Además, al efectuar un parangón entre los folios 18 y 79 en torno a la descripción de las deficiencias y el porcentaje de pérdida de capacidad, son muy similares, en efecto el primero de los citados registra “se le practicó amputación de la extremidad lesionada a nivel tercio medio de la pierna”, y merma de capacidad laboral del 46.4%; y en el segundo se lee “AMPUTACION DE 1/3 TIBIA” y porcentaje del 41.4%; coinciden íntegramente en que la fecha de estructuración lo fue en 1986 y no debe perderse de vista que el referido folio 79 registra como soporte al igual que el folio 18 “el resumen de la historia clínica”, lo anterior despeja cualquier duda en torno a la calificación de índole profesional de la incapacidad que aqueja al actor y dedujeron los jueces de instancia. d. Finalmente, el soporte esencial del fallo impugnado en torno a que la fecha de estructuración de la invalidez -- lo fue en 1.986 --, la cual define la normatividad reguladora de la pretensión invocada, corresponde a criterio reiterado de esta Sala, el cual no fue objeto de reparo por la censura y por ende sigue soportando la legalidad de la sentencia. Por cuanto no demuestra de manera evidente ninguno de los desaciertos de hecho que le atribuye al fallo del Tribunal, el cargo no prospera.

SEGUNDO CARGO Acusa la sentencia de infringir directamente los artículos “ 41, 42 y 43 de la ley 100 de 1993, en relación con los artículos 21 y 24 del Acuerdo 155 de 1963 expedido por el Consejo Directivo del Instituto de los Seguros Sociales; 1º, 2º y 3º del Decreto 3170 de 1964, aprobatorio del acuerdo 155 de 1963; 1º del Decreto 2605 de 1989; 16, 217, 259, 260 y 280 del Código Sustantivo del Trabajo; 72 y 76 de la Ley 90 de 1946; 11, 12, 14, 57 y 60 del Acuerdo 224 de 1966 (aprobado por el Decreto 3041 de 1966);

Acuerdo 029 de 1983 (aprobado por el Decreto 1900 de 1983); 5º del Acuerdo 029 de 1985 aprobado por el Decreto 2879 del mismo año; 12 del Acuerdo 049 de 1990 aprobado mediante el Decreto 758 del mismo año; 20, 33, 36, 38, 39, 46, 48, 49, 141, 179, 249, 250 y 289 de la Ley 100 de 1993; 20 del Decreto Reglamentario 692 de 1994; 46 del Decreto 1295 de 1994; 1º, 2º, 3º, 4º, 8º, 9º y 22 a 43 del Decreto 1346 del 1994; 200 del Decreto 1122 de 1999; 177 del Código de Procedimiento Civil, y 6º, 50, 51, 60, 61 y 145 del Código Procesal del Trabajo y de la Seguridad Social” (folio 31 y 32 cuaderno 2).

En la sustentación del Cargo, expone que el juez de segunda instancia contrarió los artículos 41, 42 y 43 de la Ley 100 de 1993 “al calificar el origen de los hechos descritos por el actor en su demanda a través de la apreciación de pruebas impertinentes para tal fin y en presencia del medio idóneo y conducente que determina dicha calificación y que obra en autos (fl.79)” (folio 32 cuaderno 2).

El recurrente se duele de que el Tribunal haya soportado su decisión sobre elementos de juicio diferentes a aquellos autorizados por la normatividad sobre la materia, pues según pronunciamientos de esta Corporación no puede “rebelarse contra el dictamen de la autoridad a la cual se atribuye la calificación del origen en materia de infortunios profesionales” (folio 32 cuaderno 2), siendo las Juntas Calificadoras previstas en los artículos 41, 42 y 43 las únicas autorizadas para emitir tales conceptos.

La oposición en su escrito de réplica, resalta los errores técnicos que aquejan el cargo, y afirma que la inconformidad planteada no es propia de la vía escogida.
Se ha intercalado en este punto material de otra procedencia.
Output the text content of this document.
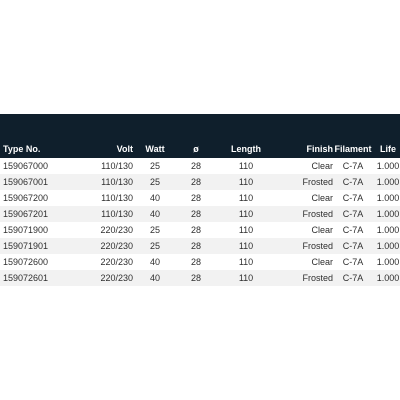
Type No.	Volt	Watt	ø	Length	Finish	Filament	Life
159067000	110/130	25	28	110	Clear	C-7A	1.000
159067001	110/130	25	28	110	Frosted	C-7A	1.000
159067200	110/130	40	28	110	Clear	C-7A	1.000
159067201	110/130	40	28	110	Frosted	C-7A	1.000
159071900	220/230	25	28	110	Clear	C-7A	1.000
159071901	220/230	25	28	110	Frosted	C-7A	1.000
159072600	220/230	40	28	110	Clear	C-7A	1.000
159072601	220/230	40	28	110	Frosted	C-7A	1.000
V. CONSIDERACIONES DE LA CORTE Como quedó consignado por la Corte al efectuar el resumen del fallo acusado en casación, el Tribunal para confirmar la condena impuesta por el juez de primer grado (con la modificación en cuanto a la fecha en que operó la prescripción), asentó que con fundamento en el folio 18 y el testimonio rendido por Fabián Hoyos Patiño “el hecho que mermó la capacidad laboral del demandante Bedoya Guzmán fue la ocurrencia de un accidente de trabajo en el año de 1986" (folio 122).

Ahora bien, el yerro que se le imputa en la acusación, esto es, dar por establecido que el demandante sufrió accidente de trabajo “a través de la apreciación de pruebas impertinentes”, importa precisar, en primer lugar que siendo la vía seleccionada para el ataque la directa, en ella se parte de la aceptación de las apreciaciones probatorias, luego no es de recibo la discrepancia fáctica, y en segundo término, que la inferencia del origen de la incapacidad laboral en realidad no fue señalada en el fallo en los términos sugeridos por la censura, pues el juez de segundo grado aludió a tal calificación, como ya se precisó, de la documental de folio 18 y del testimonio del folio 122; por manera que lo acontecido fue que el Tribunal dentro del terreno probatorio le dispensó mayor convicción a unos medios probatorios frente a otros, dentro de la órbita de la libre formación del convencimiento.

Además cabe decir, que como lo aquí discutido no es la validez de los documentos, y entendiendo que aquellos sobre los cuales el ad quem soportó su decisión tienen dicha calidad, le es dable al juez de segunda instancia tomar en cuenta para soportar su convencimiento las pruebas que de sobra muestran cual fue la verdad real del caso sub judice.; no siendo aceptable impedir al Tribunal la valoración coherente del acervo probatorio para que sobre él construya su sentencia, limitando su campo de acción y potestades otorgadas por la ley.

Advierte la Corte, que aún si en gracia de discusión se entendiera que el Tribunal concluyó que la incapacidad del actor fue de origen profesional a pesar de no estar probado ese hecho (que en verdad si lo está), ello no sería motivo suficiente para desquiciar por tal motivo su fallo, por cuanto que tal calificación no fue el único motivo que encontró el juez de apelaciones para confirmar la condena impuesta por el juez de primer grado, habida consideración que también adujo que “la fecha de la configuración de la invalidez lo fue en 1986”, y que es dicha fecha la determinante en cuanto a la normatividad a aplicar.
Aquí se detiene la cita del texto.